As the global energy mix continues to shift toward more renewable sources, the Middle East, currently the world’s energy hub, will play an even more prominent role.
Emphasizing the same, WEF President Borge Brende said in a press briefing that the Middle East and North Africa’s significant role in the energy transition is reflected in the region’s record attendance at the upcoming World Economic Forum annual meeting in Davos.
“We have six heads of states and governments and very strong delegations.

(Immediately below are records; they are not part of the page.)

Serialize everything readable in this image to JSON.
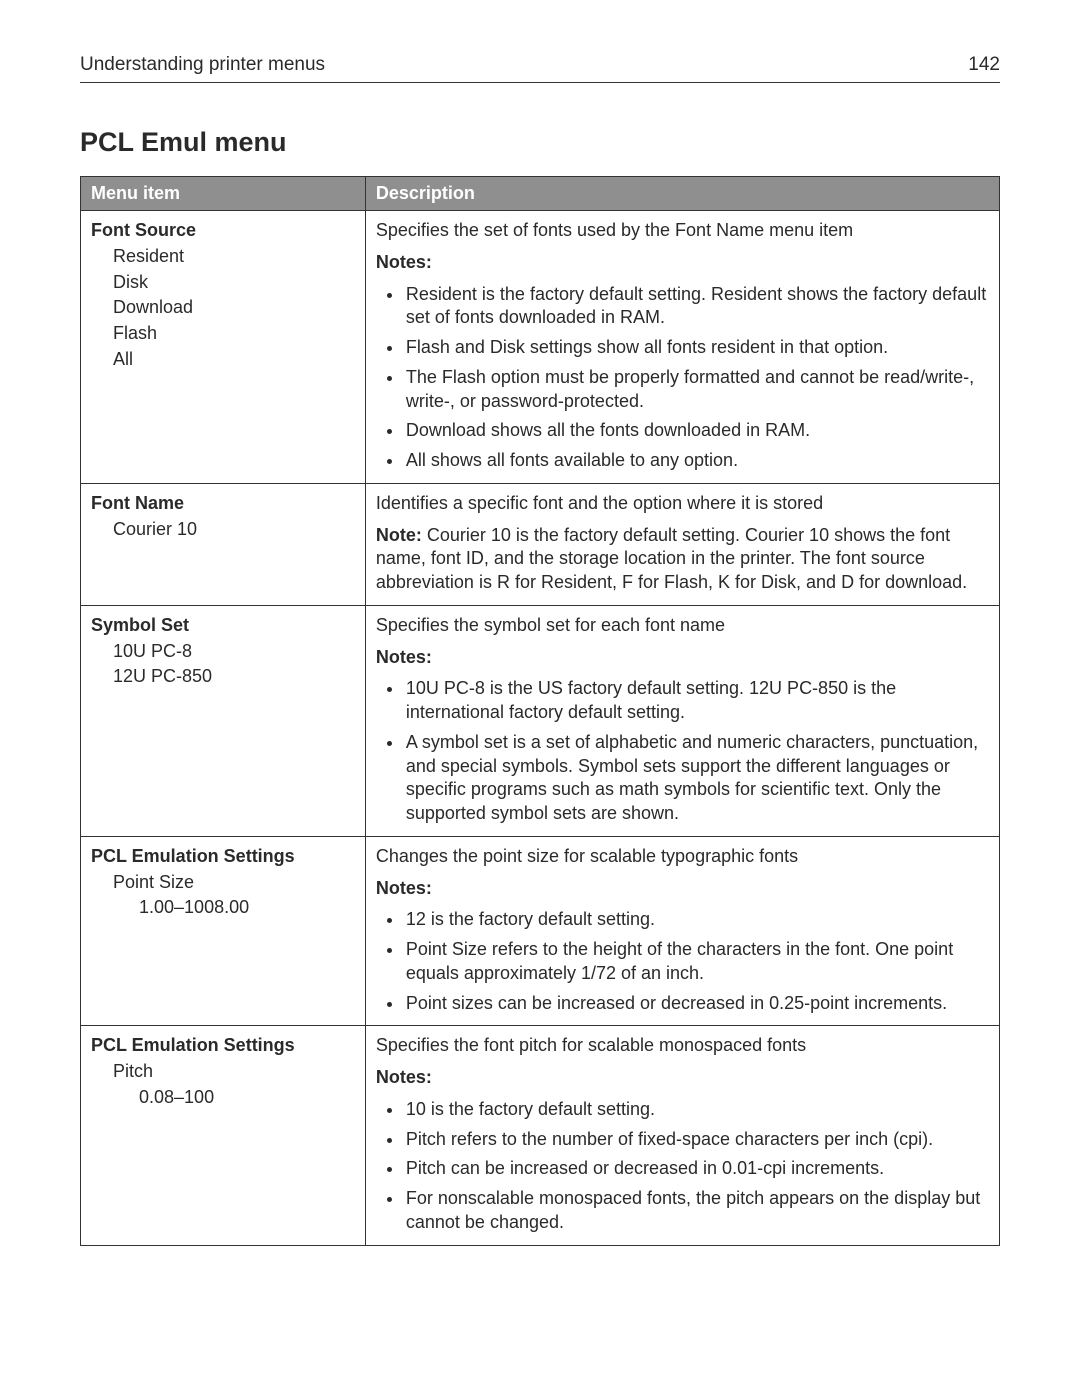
{
  "header": {
    "title": "Understanding printer menus",
    "page_number": "142"
  },
  "section": {
    "title": "PCL Emul menu"
  },
  "table": {
    "columns": {
      "item": "Menu item",
      "desc": "Description"
    },
    "rows": [
      {
        "item": {
          "title": "Font Source",
          "options": [
            "Resident",
            "Disk",
            "Download",
            "Flash",
            "All"
          ]
        },
        "desc": {
          "summary": "Specifies the set of fonts used by the Font Name menu item",
          "notes_label": "Notes:",
          "bullets": [
            "Resident is the factory default setting. Resident shows the factory default set of fonts downloaded in RAM.",
            "Flash and Disk settings show all fonts resident in that option.",
            "The Flash option must be properly formatted and cannot be read/write-, write-, or password-protected.",
            "Download shows all the fonts downloaded in RAM.",
            "All shows all fonts available to any option."
          ]
        }
      },
      {
        "item": {
          "title": "Font Name",
          "options": [
            "Courier 10"
          ]
        },
        "desc": {
          "summary": "Identifies a specific font and the option where it is stored",
          "note_inline": {
            "label": "Note:",
            "text": " Courier 10 is the factory default setting. Courier 10 shows the font name, font ID, and the storage location in the printer. The font source abbreviation is R for Resident, F for Flash, K for Disk, and D for download."
          }
        }
      },
      {
        "item": {
          "title": "Symbol Set",
          "options": [
            "10U PC-8",
            "12U PC-850"
          ]
        },
        "desc": {
          "summary": "Specifies the symbol set for each font name",
          "notes_label": "Notes:",
          "bullets": [
            "10U PC-8 is the US factory default setting. 12U PC-850 is the international factory default setting.",
            "A symbol set is a set of alphabetic and numeric characters, punctuation, and special symbols. Symbol sets support the different languages or specific programs such as math symbols for scientific text. Only the supported symbol sets are shown."
          ]
        }
      },
      {
        "item": {
          "title": "PCL Emulation Settings",
          "options": [
            "Point Size"
          ],
          "suboptions": [
            "1.00–1008.00"
          ]
        },
        "desc": {
          "summary": "Changes the point size for scalable typographic fonts",
          "notes_label": "Notes:",
          "bullets": [
            "12 is the factory default setting.",
            "Point Size refers to the height of the characters in the font. One point equals approximately 1/72 of an inch.",
            "Point sizes can be increased or decreased in 0.25-point increments."
          ]
        }
      },
      {
        "item": {
          "title": "PCL Emulation Settings",
          "options": [
            "Pitch"
          ],
          "suboptions": [
            "0.08–100"
          ]
        },
        "desc": {
          "summary": "Specifies the font pitch for scalable monospaced fonts",
          "notes_label": "Notes:",
          "bullets": [
            "10 is the factory default setting.",
            "Pitch refers to the number of fixed-space characters per inch (cpi).",
            "Pitch can be increased or decreased in 0.01-cpi increments.",
            "For nonscalable monospaced fonts, the pitch appears on the display but cannot be changed."
          ]
        }
      }
    ]
  }
}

The Middle East is also important when it comes to investments, with sovereign wealth funds that are investing all over the world,” he said.

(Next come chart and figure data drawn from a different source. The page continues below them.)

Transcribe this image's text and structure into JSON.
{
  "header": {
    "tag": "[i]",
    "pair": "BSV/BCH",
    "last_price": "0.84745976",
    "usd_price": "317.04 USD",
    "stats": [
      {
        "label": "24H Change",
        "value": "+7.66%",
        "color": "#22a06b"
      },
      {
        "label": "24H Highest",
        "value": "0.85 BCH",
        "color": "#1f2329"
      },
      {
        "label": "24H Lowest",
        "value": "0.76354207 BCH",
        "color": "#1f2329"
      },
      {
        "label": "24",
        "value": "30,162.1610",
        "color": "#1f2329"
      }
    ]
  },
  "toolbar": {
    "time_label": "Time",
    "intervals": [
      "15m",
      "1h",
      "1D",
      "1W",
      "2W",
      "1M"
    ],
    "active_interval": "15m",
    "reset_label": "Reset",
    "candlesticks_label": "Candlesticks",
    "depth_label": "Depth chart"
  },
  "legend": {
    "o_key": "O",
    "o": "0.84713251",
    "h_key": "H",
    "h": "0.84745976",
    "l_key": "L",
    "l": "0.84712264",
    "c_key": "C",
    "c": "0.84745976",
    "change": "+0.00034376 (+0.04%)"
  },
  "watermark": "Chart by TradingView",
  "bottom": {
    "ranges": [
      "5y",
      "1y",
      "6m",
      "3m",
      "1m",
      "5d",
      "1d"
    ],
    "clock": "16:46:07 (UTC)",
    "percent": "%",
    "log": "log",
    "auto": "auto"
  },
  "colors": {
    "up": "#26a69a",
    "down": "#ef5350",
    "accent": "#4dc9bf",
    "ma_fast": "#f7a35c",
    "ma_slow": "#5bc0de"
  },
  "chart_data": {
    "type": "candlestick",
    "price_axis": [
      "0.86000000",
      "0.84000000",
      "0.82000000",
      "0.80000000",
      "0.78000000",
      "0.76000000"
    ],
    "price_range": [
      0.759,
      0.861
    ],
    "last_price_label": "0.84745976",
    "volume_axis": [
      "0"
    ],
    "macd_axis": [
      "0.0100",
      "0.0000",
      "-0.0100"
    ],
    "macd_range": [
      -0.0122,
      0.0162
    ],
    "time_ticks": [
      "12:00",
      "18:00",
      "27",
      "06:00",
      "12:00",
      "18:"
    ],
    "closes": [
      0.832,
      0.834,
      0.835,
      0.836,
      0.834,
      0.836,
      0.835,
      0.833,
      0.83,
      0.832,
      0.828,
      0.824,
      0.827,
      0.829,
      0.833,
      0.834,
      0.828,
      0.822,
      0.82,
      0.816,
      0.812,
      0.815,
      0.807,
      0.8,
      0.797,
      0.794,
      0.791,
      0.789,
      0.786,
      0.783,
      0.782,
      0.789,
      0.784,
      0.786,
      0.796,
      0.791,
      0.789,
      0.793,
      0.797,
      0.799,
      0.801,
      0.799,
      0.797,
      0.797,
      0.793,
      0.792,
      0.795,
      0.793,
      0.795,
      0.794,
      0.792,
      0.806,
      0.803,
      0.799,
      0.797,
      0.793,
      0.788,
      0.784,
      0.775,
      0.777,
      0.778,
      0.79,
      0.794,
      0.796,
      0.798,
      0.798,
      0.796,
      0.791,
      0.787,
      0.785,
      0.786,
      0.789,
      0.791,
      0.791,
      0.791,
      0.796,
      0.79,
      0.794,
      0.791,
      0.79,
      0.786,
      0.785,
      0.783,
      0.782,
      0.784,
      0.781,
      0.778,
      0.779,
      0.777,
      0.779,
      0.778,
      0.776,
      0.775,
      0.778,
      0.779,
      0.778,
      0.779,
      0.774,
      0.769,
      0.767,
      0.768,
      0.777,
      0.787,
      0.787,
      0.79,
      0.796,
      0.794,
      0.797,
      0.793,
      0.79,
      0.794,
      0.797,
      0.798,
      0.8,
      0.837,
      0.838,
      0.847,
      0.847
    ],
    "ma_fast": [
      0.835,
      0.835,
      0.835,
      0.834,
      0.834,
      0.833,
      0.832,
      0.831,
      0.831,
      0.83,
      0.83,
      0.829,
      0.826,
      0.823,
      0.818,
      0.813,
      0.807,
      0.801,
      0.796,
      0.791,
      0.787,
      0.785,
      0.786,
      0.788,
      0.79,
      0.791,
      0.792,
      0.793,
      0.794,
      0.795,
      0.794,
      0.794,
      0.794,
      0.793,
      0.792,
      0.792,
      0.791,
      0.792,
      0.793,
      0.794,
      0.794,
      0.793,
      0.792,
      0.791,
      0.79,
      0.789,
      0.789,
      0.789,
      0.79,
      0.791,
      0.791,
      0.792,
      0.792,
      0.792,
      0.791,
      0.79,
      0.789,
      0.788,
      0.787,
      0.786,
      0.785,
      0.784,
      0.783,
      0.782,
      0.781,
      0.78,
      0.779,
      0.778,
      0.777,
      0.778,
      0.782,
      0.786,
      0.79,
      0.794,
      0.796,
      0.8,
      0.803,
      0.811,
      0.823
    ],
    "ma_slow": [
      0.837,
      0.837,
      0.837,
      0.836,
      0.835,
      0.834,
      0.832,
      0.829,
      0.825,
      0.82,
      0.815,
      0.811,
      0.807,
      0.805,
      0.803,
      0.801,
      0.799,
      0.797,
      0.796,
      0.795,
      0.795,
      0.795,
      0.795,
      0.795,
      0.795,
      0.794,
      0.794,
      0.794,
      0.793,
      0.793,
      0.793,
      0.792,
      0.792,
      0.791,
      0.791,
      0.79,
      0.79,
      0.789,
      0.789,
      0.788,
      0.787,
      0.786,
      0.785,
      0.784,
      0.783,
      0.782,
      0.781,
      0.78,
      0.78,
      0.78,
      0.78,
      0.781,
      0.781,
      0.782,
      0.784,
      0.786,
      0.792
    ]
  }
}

As numerous problems intensify and the geopolitical scene becomes more fragmented, the WEF annual conference will be held from January 16 to 20 in Davos-Klosters, Switzerland.
The WEF urged world leaders to meet people’s immediate, urgent needs while laying the groundwork for a more sustainable and resilient society by 2030.
In a statement, the WEF unveiled the full agenda for its 53rd annual meeting, emphasizing that it aims to encourage global leaders to work together on the interconnected issues of energy, climate, and nature; investment, trade, and infrastructure; frontier technologies, and industry resilience; jobs, skills, social mobility, and health; and geopolitical cooperation in a multipolar world.
“We see the manifold political, economic, and social forces creating increased fragmentation on a global and national level. To address the root causes of this erosion of trust, we need to reinforce cooperation between the government and business sectors, creating the conditions for a strong and durable recovery,” said Klaus Schwab, WEF founder, and executive chairman.
“At the same time, there must be the recognition that economic development needs to be made more resilient, more sustainable and nobody should be left behind.”
According to the statement, in all sessions, a particular focus will be made on geographic and gender diversity.
This year’s meeting will feature participation from over 2,700 leaders, with significant representation from all major global areas.